Он пошел к другому боку вокзала, когда надоело рассматривать коммерческие киоски, там стихийно кучковалась, погоняемая милиционерами с дубинками и короткими автоматами, толпа приезжей бедноты из Беларуси с вкраплениями хохлов и молдаван. Продавали творог и сметану, колбасы и тушенку, заодно любую иную невообразимую мелочь. У него не было денег ни на проезд, ни на еду, он подумал и решительно приклеился с краю к ряду пожилых баб (чтоб если кто наедет, обидит, женщины горлом отпугнут). Расстелил на асфальте полиэтиленовый пакет, выложил на него что имел: две мятые пачки московской "Явы", пачку австрийских презервативов (украл где-то), детективы Хэммета и Жапризо, пакет сметаны. Сметану любил, купил как сладкую память при отъезде из городка в Беларуси, а теперь решил продать.
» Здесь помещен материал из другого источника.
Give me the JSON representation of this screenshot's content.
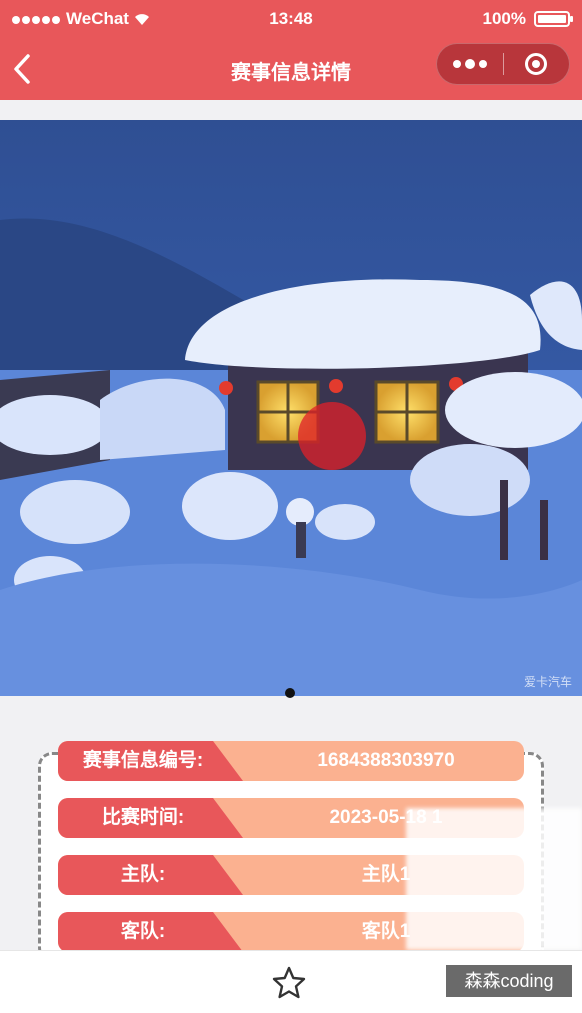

Стоять с такой кучкой товара было неудобно, он бы и куртку продал, есть свитер теплый, но ей было лет пять, и никто на нее не позарится.
И подходили, спрашивали про цены, он отвечал тихо, невпопад, люди махали досадливо руками и шли дальше, наслаждаться разговорами о бедствиях людей и приобретать по случаю дешевые предметы. Бабам-соседкам скоро это надоело, подучили ценники нарисовать. Скоро парень купил презервативы, вернулся и взял сигареты. Потом пожилой мужик купил обе книжки, хотя жена тащила его дальше и ругала почем зря. Баба-соседка взяла у Александера сметану. "Видят, что у тебя дешево, и у нас не берут, — сказала сердито, но без злобы. — Теперь уходи, сама продам". И он свалил прочь с Витебского вокзала.
Сел на трамвай до Финляндского, дергался и озирался в ожидании контролера, а заплатить за проезд не мог себе позволить. Это сразу десять талонов надо покупать. В трамвае ехала бальзаковская женщина с а-ля Сокуров истощенным лицом. Она ругала мужика, сидевшего рядом, иногда прорываясь к матюгам.
— Я тоже жизни хочу! Выбрал себе потаскуху, с ней слаще, да? С крашеными буклями. А я виновата, я кухарить да обстирывать, а ты себе куколку нашел. Крашеную!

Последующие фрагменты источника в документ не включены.